COSMEX clinical study shows sustained reduction in OCS with Nucala in long term data.1
Nucala (n=20): 11.3mg/day (Baseline) vs. 1.3mg/day (Week 128) Data are summarized in terms of prednisone equivalent dose.
*OCS, oral corticosteroids; SC: subcutaneous
*OCS use throughout the SIRIUS (24 weeks), COSMOS (52 weeks), and COSMEX (up to 172 weeks) studies in patients with ≥128 weeks of continuous enrollment. In total, 38 patients with ≥128 weeks of continuous reporting across SIRIUS, COSMOS, and COSMEX with ≤12 weeks between the last dose in COSMOS and first dose in COSMEX are summarized (SIRIUS, placebo, n = 18; mepolizumab, n = 20).2 Patients included from SIRIUS were required to have a reduction in OCS dose by ≥50% compared with the patient's optimised OCS dose at randomisation in SIRIUS, during SIRIUS for those randomised to mepolizumab, and during the first 6 months of COSMOS for those randomised to placebo.2
SELECTED SAFETY INFORMATION
Warnings/Precautions: Should not be used to treat acute asthma exacerbations.

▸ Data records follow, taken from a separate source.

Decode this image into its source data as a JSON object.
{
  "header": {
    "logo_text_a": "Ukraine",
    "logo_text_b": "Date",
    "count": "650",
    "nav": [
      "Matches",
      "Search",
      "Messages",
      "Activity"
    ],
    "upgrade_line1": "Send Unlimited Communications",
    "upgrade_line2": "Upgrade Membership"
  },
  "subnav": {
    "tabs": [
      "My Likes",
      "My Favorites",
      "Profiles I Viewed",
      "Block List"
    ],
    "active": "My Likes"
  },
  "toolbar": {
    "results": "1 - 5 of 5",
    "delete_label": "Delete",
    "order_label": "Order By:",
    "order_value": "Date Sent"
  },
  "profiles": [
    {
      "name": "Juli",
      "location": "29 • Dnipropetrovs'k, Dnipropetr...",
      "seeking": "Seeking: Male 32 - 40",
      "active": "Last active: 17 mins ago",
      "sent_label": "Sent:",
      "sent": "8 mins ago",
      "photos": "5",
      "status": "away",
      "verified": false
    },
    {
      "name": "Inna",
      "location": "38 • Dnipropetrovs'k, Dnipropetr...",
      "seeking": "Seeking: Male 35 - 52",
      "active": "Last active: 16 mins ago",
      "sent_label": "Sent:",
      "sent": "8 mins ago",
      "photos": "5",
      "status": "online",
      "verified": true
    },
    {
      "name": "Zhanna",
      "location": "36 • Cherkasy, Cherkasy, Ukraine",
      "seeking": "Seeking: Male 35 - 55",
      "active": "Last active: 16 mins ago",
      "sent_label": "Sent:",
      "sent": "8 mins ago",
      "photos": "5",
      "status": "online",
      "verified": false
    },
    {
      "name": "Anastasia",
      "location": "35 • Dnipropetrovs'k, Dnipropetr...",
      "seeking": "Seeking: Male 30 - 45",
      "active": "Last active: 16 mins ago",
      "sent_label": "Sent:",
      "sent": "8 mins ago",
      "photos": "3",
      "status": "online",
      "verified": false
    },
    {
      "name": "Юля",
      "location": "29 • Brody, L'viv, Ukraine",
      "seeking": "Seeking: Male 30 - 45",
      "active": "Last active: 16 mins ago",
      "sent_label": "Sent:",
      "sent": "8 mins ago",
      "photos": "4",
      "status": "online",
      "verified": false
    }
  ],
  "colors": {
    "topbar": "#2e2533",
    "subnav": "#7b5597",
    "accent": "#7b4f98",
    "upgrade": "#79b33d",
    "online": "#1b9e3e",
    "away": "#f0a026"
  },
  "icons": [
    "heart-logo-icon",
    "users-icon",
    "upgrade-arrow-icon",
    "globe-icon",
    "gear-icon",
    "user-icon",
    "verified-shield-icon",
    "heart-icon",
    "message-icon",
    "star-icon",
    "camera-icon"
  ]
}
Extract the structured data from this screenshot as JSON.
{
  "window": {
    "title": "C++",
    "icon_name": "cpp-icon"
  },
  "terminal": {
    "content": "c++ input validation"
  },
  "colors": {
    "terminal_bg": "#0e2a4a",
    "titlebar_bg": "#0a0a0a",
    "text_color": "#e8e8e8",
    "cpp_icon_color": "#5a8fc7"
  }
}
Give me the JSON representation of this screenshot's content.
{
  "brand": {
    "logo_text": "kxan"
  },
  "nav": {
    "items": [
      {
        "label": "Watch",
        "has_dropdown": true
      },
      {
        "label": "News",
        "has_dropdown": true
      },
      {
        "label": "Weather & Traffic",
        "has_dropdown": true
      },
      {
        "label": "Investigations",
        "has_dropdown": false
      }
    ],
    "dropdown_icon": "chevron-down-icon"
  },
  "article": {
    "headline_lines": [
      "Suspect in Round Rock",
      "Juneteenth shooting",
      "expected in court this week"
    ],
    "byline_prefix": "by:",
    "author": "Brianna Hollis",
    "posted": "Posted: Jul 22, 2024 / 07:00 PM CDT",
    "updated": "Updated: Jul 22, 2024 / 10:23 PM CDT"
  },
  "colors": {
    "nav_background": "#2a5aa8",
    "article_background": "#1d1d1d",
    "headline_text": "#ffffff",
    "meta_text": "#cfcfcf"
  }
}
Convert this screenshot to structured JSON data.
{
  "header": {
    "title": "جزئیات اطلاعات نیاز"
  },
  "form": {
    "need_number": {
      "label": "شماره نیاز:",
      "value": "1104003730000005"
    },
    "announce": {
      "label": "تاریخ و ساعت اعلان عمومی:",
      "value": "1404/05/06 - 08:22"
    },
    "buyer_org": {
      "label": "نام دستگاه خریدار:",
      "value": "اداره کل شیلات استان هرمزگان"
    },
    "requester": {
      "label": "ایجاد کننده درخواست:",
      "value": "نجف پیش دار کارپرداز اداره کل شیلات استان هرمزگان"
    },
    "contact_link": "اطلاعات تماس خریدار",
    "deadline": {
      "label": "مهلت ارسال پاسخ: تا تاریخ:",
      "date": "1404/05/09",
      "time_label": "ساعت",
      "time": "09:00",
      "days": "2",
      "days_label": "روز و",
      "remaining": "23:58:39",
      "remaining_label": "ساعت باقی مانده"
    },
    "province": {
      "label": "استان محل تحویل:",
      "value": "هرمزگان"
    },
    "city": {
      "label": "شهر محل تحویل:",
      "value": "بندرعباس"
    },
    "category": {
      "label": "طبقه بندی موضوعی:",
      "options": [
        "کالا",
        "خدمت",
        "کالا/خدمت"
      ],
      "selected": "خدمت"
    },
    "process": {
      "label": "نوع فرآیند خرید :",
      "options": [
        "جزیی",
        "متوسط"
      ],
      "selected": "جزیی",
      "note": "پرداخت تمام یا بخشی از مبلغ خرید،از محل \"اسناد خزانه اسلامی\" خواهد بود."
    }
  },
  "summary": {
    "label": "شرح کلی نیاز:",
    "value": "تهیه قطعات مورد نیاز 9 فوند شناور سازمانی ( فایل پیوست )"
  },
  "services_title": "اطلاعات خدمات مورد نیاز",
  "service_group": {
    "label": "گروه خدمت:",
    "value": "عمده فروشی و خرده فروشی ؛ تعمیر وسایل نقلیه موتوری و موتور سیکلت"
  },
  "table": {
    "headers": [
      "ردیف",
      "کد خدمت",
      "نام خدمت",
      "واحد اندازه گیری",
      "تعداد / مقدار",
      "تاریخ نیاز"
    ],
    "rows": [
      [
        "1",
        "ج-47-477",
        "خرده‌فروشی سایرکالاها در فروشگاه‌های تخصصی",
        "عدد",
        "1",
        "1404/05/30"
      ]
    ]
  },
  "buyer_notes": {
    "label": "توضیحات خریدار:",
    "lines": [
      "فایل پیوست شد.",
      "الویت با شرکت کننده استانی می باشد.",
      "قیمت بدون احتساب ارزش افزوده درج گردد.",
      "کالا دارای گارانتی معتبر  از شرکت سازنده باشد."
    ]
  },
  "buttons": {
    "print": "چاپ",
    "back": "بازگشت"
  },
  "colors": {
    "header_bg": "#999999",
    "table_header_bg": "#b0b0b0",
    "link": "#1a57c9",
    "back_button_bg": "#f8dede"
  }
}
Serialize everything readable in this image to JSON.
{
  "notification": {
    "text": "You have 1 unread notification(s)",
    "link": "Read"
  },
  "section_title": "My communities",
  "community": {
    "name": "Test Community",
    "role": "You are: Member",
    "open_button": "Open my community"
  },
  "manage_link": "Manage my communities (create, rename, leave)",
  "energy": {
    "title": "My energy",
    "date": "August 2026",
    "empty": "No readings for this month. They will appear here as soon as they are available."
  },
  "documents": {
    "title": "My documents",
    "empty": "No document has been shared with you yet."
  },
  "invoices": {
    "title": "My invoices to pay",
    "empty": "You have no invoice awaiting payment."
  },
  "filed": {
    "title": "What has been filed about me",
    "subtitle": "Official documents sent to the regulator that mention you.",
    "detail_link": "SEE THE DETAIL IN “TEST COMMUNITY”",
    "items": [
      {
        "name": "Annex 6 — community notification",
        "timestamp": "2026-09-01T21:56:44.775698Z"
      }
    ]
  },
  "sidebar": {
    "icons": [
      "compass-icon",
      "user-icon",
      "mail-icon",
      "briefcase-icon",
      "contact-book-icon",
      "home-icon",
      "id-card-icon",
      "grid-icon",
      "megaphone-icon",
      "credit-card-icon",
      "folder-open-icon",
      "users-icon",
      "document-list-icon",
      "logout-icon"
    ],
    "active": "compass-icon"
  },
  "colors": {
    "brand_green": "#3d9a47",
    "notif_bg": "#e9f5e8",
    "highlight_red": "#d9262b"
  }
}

Patients should be instructed to seek medical advice if their asthma remains uncontrolled or worsens after starting treatment. Abrupt discontinuation of corticosteroids after initiation of mepolizumab treatment is not recommended.
Allergic reactions: Acute and delayed systemic reactions, including hypersensitivity reactions, have occurred following administration of mepolizumab. Patients should be instructed to seek medical attention immediately if allergic reactions occur. In the event of a hypersensitivity reaction, appropriate treatment as clinically indicated should be initiated.
Parasitic infections: Pre-existing helminth infections should be treated before starting therapy. If patients become infected whilst receiving treatment with mepolizumab and do not respond to anti-helminth treatment, temporary discontinuation of therapy should be considered.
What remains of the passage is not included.